First you should study up on your grammar.


----------



## Mortal knight (Jun 17, 2003)

The test is not too bad to take. I have gotten a few invites for PTs from the test, but from towns way to far away. Just bought a house last year and I don't want to commute an hour to north nowhere NH. 
Its a basic multiple choice exam with a bunch of Psych questions at the end. And even though they hold the test every six months you will still get a shot at a PD or two. 
Good luck


----------



## shaund44 (Sep 14, 2005)

You should work on Knowing your roll and shutting the hell up, jK thanks for the info I will take it seeing nothing else is happening at the present time.


----------



## NH Cop (Aug 27, 2005)

I would take as many test as possible.
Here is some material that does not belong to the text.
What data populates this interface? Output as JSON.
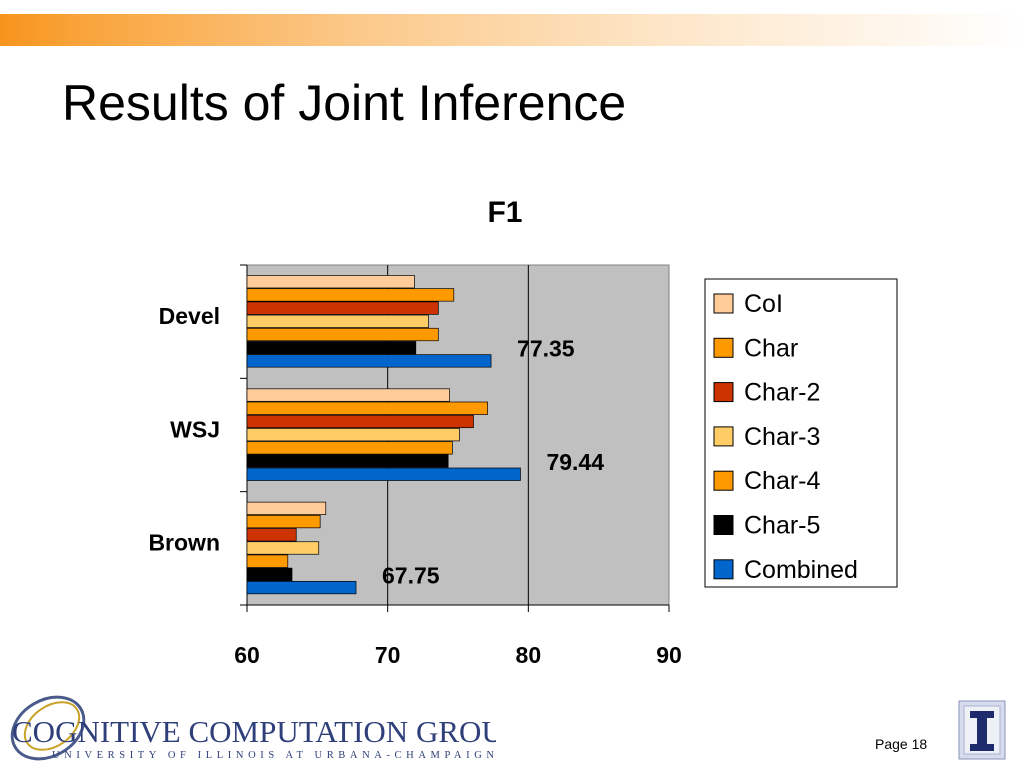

If you watch the Sunday Union Leader. You will see several PD's advertising. This week it was Nashua, Manchester and Hookset. The State is also looking. Good Luck.


----------



## Mongo (Aug 10, 2006)

shaund44 said:


> You should work on Knowing your roll and shutting the hell up, jK thanks for the info I will take it seeing nothing else is happening at the present time.


I know my role. As far as the other _roll _I usually put some ham and cheese on it and eat it.:-D


----------



## Guest (Nov 20, 2006)

Does anyone know where to find the next date for the McIntosh test date? I read the threads posted but no actual date was submitted.


----------



## Tackleberry22 (Dec 21, 2002)

If memory serves me correctly its usually the on the 2nd or 8th in Oct. and April. Keene PD usually has the test dates on their web site. The test is a little odd from MA. civil circus. only a total of 87 questions. half of it is multi choice and the last half is personality.


----------



## Tackleberry22 (Dec 21, 2002)

Mongo, should have quoted Hartman; "You best square yourself away or I will unscrew your head and shit down your neck!"~ GSgt. Hartman; Full Metal Jacket :BNANA:


----------



## Guest (Nov 20, 2006)

Could there be anyway that the dates differ from state to state?


----------



## Inspector (Nov 13, 2006)

The McIntosh test covers a number of deparments in Maine and NH. Some NH Depts. give their own tests. There is another test given in April by New Hampshire Tech Inst. in Concord that covers some jobs in the Merrimack Valley area of NH. Check with the CJ Dept. there for further info. on that. NH law enforcement is not a bad gig. Pay may be more or less than Mass. but it's at least 5% better as there is no income tax. NH retirement system is good (45 and 20=50%+2.5% every year beyond). Many Depts. have college incentive etc. through contracts. Hiring is running full steam ahead. Check it out


----------